I am running a testing setup to see how FLUKA handles imported energy spectra sampling, following instructions on this page: Sampling from energy spectra. However, I found it a bit confusing for me to understand how this sampling works unit wise. According to what this says, Sampling from energy spectra, it doesn’t matter what unit I choose for the external spectra. However, I found it is not the case when I run my setup.
In my setup, I am shooting proton beam through vacuum while setting an USRBDX estimator right in front of the source. Now, if everything works as the guideline indicates, no matter what unit I choose for my source, the spectra generated by USRBDX should look the same and also same as the input external spectra if I convert everything into the same unit. Therefore, I tried 2 different input spectra to test this. First, I used probability as my 3rd column arguments for the external spectra file, which is unit-less of course (or part/pr). Then, I converted the probability into fluence, dividing it by the area of the detector and then the bin width. Now, the 3rd column should have (part/pr/cm^2/GeV) as unit. Yet, the spectra generated by USRBDX is not the same for these two runs. What did I do wrong?
The attached is my input file and the external energy spectra (The 3rd column is probability not fluence for this file) for the setup if you want to take a look.spectra_sampling.inp (1.2 KB) TSP.txt (1.8 KB)
I’m not sure I fully understand your approach converting from probability to fluence.
What is meant by “independent of the unit” in the instructions is the following: the third column is a value which is used as a measure of probability that a particle within the energy range associated with this bin will be emitted. The absolute value of the third column is not of importance. For example you could have a spectrum that looks like
1.0 1.1 2
1.1 1.2 4
In this case the probability of your particle to have an energy between 1 and 1.1 is half of the one than having an energy between 1.1 and 1.2 GeV. You could achieve the same thing with
1.0 1.1 4
1.1 1.2 8
in the end it is only the ratio of the integral of the first and the second bin which is important for the sampling.
I fully understand your explanation on the “independent of the unit” part, and I have tested it with my setup. However, the thing I do not understand is that how does FLUKA interpret this source. In the README file that come with the routine package, all 3rd columns have fluence as their arguments with 1/(cm2 * GeV) as unit. Which to me this means that FLUKA need the spectra’s information divided by the bin width. This won’t be a problem if the spectra is binned linearly, as it will only introduce a factor and will then be simplified. But, does FLUKA knows how to handle it if the information on the spectra is binned logrithmically?
Sorry if my description of the problem couldn’t be more clear, this is part of the reason why this issue bugs me.

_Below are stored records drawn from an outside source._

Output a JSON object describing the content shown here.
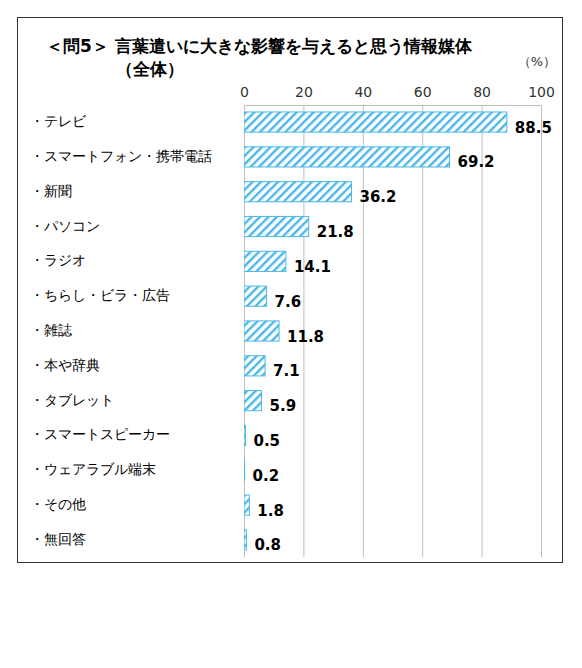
{
  "chart_data": {
    "type": "bar",
    "orientation": "horizontal",
    "title": "＜問5＞ 言葉遣いに大きな影響を与えると思う情報媒体",
    "subtitle": "（全体）",
    "xlabel": "（%）",
    "categories": [
      "・テレビ",
      "・スマートフォン・携帯電話",
      "・新聞",
      "・パソコン",
      "・ラジオ",
      "・ちらし・ビラ・広告",
      "・雑誌",
      "・本や辞典",
      "・タブレット",
      "・スマートスピーカー",
      "・ウェアラブル端末",
      "・その他",
      "・無回答"
    ],
    "values": [
      88.5,
      69.2,
      36.2,
      21.8,
      14.1,
      7.6,
      11.8,
      7.1,
      5.9,
      0.5,
      0.2,
      1.8,
      0.8
    ],
    "color": "#4cb8ea",
    "xlim": [
      0,
      100
    ],
    "xticks": [
      0,
      20,
      40,
      60,
      80,
      100
    ],
    "grid": true,
    "data_labels": true
  }
}
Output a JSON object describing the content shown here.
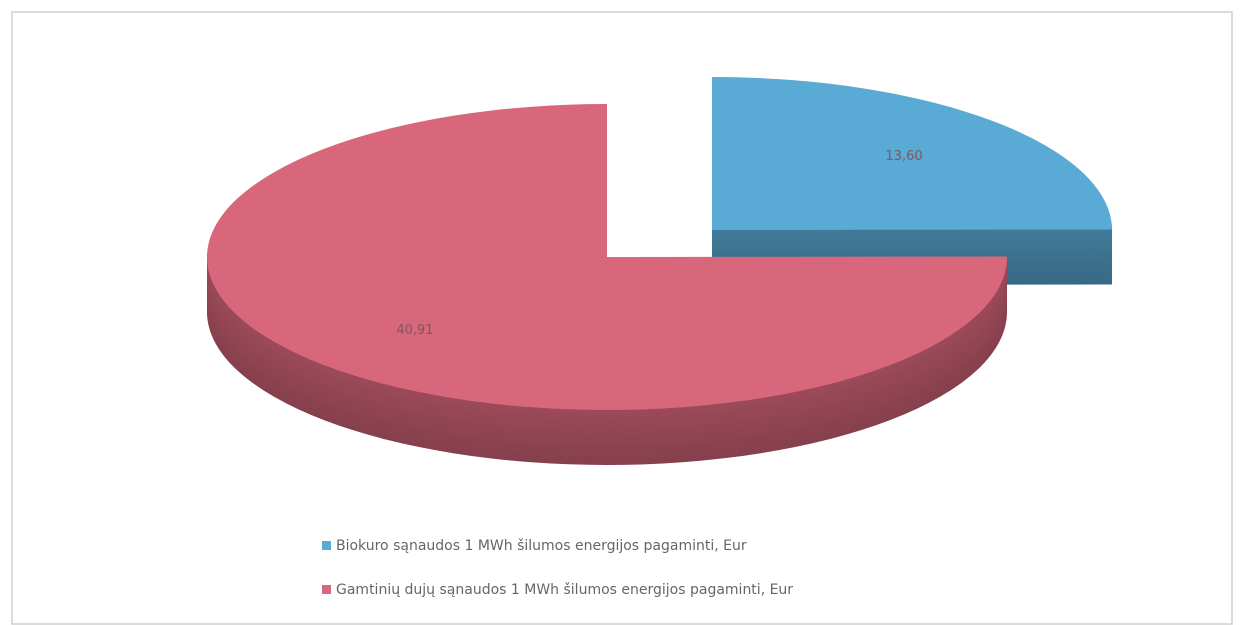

So to illustrate my point clearer, the attached is my plot. As you can see, I could not get the FLUKA estimation on top of the original data. In theory, they should only off by a bit and the numbers needs to add up to one.
I think there is a slight misunderstanding of terms here, so please allow me to indulge into some technicalities. What the code does is to emit particles with an energy following a defined probability distribution function (sometimes also called probability density function). Note that this is not the same as probability! To illustrate this consider a random variable/event X for which the probability of occurrence is P(X). Then the probability density p(X) is the derivative of the probability dP(X) / dX.
Here you might start to see the similarity with a (differential!) fluence spectrum where you know the fluence per energy bin --> dF(E) / dE
The actual probability of seeing such an event within the specified bin is then the integral p(X) * dX == dP(X)/dX * dX. If we look at it from the point of view of a differential fluence spectrum, which in principle is a probability distribution function, then the probability of finding a particle within a specific energy bin dE is equal to dF(E)/dE * dE.
So the code actually finds the probability by integrating the probability distribution function (3rd column) over the associated bin width. Then random numbers are used to represent this probability and the README file in the archive sketches out roughly how it works. There are three different methods provided and you can find a more detailed description how they work here. The actual implemention is a bit more tricky as it also allows for propagation of uncertainties in your input spectrum.